En este paraje diverso, los cantos de un ser mítico, similar al ave Fénix, son enclaustrados por un príncipe que sueña con la liberación de una hermosa princesa. En su hazaña, los revoloteos de su acento programático, en una reproducción de la llamada “escala de Rimsky-Korsakov”, energizan la artificialidad mágica de la partitura. Este es The Firebird (1909-10), el primer ballet completo que Stravinsky crea para la compañía, con coreografía de Mikhail Fokine, escenografía de Alexandr Golovín y figurines de este y de Léon Bakst. La poeticidad brillante de la armonía muestra una línea melódica apoyada en el tritono cromático, con el mismo carácter con el que el ave percute sobre sus puntas, audaces en la encarnación animal de quien domina las llamas ardientes.
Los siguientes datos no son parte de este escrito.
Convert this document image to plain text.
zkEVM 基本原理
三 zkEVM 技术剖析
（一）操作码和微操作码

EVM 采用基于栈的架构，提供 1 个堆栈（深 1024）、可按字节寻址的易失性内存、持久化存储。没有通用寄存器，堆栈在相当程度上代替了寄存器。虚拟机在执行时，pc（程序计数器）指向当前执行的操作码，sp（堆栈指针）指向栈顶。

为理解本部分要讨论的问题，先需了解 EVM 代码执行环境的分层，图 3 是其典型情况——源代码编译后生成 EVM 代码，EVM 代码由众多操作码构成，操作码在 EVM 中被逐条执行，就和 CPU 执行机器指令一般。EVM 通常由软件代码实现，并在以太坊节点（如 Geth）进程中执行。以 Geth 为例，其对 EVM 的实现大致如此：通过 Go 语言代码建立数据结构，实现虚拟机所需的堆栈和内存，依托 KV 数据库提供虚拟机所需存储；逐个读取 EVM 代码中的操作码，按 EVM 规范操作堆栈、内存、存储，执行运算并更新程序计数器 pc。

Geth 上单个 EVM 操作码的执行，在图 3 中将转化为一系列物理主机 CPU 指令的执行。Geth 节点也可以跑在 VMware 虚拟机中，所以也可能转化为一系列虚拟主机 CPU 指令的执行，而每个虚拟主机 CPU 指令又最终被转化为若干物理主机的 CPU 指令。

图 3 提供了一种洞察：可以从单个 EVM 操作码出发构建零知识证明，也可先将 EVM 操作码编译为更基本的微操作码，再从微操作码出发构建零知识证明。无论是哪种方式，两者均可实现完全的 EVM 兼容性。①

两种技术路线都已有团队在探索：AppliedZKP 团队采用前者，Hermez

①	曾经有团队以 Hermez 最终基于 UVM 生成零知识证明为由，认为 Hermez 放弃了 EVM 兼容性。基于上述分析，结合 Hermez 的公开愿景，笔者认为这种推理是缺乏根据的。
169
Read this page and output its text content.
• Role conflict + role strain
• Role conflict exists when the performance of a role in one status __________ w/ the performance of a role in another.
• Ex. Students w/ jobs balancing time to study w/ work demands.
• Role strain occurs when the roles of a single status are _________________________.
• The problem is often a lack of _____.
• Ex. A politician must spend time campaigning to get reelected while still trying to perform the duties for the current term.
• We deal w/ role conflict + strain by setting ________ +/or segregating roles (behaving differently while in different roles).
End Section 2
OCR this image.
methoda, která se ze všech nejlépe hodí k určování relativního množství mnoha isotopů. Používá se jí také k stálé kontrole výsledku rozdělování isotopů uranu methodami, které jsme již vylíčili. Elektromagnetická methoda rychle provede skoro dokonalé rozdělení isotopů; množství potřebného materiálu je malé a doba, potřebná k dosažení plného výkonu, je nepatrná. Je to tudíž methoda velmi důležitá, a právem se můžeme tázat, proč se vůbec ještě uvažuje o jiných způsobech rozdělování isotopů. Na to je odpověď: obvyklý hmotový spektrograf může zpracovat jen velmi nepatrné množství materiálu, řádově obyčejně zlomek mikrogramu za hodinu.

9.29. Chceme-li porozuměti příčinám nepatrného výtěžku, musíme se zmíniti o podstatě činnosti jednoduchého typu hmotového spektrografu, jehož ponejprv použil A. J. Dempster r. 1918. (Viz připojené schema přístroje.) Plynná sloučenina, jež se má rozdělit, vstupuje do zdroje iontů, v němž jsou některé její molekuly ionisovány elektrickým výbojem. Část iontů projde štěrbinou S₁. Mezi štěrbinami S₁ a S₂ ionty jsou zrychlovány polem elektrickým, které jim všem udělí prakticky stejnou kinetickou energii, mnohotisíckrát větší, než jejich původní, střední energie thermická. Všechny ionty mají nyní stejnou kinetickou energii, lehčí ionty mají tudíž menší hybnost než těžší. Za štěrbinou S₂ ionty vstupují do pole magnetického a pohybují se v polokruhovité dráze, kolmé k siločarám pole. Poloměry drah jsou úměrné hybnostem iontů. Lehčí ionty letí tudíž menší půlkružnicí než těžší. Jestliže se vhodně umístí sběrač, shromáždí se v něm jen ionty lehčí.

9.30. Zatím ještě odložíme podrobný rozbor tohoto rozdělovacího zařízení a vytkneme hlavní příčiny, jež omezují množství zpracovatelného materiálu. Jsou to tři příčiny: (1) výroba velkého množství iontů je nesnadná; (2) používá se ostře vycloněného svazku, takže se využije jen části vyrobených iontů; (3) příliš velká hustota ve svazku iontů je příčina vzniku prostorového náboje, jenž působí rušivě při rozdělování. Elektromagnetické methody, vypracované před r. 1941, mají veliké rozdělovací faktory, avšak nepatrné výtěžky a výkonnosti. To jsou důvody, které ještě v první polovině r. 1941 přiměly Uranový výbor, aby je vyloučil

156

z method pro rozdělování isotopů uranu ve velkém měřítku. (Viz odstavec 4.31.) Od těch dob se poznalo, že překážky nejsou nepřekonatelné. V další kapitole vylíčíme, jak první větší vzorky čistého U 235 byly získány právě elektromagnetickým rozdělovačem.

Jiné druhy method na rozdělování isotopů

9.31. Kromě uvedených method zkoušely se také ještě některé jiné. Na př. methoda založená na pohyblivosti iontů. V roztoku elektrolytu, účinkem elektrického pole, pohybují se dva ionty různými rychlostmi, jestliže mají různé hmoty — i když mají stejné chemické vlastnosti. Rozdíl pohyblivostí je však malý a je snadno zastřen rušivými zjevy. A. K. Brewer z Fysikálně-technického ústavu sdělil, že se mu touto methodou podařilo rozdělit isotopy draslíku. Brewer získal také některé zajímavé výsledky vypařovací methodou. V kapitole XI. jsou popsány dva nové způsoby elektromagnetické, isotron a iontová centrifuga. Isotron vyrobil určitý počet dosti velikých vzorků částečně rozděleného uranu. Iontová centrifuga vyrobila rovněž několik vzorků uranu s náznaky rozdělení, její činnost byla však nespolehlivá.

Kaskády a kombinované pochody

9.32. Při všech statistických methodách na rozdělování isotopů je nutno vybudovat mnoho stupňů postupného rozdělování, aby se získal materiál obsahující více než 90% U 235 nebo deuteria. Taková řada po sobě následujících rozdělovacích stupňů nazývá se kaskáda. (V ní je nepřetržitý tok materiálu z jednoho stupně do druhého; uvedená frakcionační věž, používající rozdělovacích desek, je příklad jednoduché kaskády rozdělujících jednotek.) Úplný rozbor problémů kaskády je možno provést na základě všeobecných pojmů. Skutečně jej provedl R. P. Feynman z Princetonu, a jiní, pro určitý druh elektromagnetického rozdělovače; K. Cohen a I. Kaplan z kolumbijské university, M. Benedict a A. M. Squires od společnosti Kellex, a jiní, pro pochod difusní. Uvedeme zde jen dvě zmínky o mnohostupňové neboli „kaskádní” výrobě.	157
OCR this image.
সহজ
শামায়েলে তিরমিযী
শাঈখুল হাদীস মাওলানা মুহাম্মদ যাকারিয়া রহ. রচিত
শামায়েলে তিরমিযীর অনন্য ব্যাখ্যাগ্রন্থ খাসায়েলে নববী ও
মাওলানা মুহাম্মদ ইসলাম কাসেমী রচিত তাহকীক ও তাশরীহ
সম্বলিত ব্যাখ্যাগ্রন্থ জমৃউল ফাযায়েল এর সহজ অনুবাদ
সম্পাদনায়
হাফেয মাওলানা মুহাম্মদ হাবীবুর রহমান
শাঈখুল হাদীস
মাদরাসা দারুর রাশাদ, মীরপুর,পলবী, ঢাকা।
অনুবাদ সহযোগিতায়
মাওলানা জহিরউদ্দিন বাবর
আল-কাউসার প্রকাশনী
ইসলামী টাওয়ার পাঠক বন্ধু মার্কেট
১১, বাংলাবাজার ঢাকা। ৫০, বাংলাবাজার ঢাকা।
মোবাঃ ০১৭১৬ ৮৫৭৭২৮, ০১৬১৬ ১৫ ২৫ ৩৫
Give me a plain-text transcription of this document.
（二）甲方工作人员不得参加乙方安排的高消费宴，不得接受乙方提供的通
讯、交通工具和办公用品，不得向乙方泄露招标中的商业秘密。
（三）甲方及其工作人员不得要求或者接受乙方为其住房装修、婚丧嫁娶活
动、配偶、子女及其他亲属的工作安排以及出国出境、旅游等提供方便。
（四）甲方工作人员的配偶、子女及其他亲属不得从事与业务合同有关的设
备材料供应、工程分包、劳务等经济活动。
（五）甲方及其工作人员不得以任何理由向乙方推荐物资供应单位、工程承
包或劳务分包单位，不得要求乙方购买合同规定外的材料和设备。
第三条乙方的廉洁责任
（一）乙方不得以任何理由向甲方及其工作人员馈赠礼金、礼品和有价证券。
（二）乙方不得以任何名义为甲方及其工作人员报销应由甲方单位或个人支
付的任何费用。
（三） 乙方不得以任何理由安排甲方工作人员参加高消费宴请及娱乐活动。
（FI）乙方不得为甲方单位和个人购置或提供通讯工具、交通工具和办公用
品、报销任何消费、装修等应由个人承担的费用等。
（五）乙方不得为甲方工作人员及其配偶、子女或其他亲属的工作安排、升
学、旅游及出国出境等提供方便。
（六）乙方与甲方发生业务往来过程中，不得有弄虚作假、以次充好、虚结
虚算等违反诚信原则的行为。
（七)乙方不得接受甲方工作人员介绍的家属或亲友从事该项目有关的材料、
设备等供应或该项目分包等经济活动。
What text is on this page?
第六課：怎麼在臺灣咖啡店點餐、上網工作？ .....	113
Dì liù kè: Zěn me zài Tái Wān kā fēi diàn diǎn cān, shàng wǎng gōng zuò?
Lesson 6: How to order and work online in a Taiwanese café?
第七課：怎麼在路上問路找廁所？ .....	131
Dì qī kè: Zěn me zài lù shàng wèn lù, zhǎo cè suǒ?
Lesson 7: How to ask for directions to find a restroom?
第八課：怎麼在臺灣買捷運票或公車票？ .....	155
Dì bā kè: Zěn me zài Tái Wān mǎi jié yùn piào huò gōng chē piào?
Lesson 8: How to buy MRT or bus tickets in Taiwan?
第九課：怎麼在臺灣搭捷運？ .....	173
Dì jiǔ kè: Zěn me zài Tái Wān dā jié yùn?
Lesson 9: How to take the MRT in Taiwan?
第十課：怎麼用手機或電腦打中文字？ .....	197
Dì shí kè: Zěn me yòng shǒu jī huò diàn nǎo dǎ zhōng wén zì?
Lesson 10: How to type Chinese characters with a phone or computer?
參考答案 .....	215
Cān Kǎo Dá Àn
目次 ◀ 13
La gestualidad de su movimiento presenta una organicidad folklórica acorde para representar un cuento popular ruso que, por otra parte, será olvidado cuando Maurice Béjart reescribe el ballet en el 1970. Esto da muestra de la preponderancia dramatúrgica que la música de Stravinsky tiene sobre el resto de los elementos integrantes del espectáculo coreográfico. El espíritu mágico de la partitura se conserva, pero su idealización discursiva se modifica, al igual que ocurre con Le Sacre du printemps, transformado su texto en cada mirada.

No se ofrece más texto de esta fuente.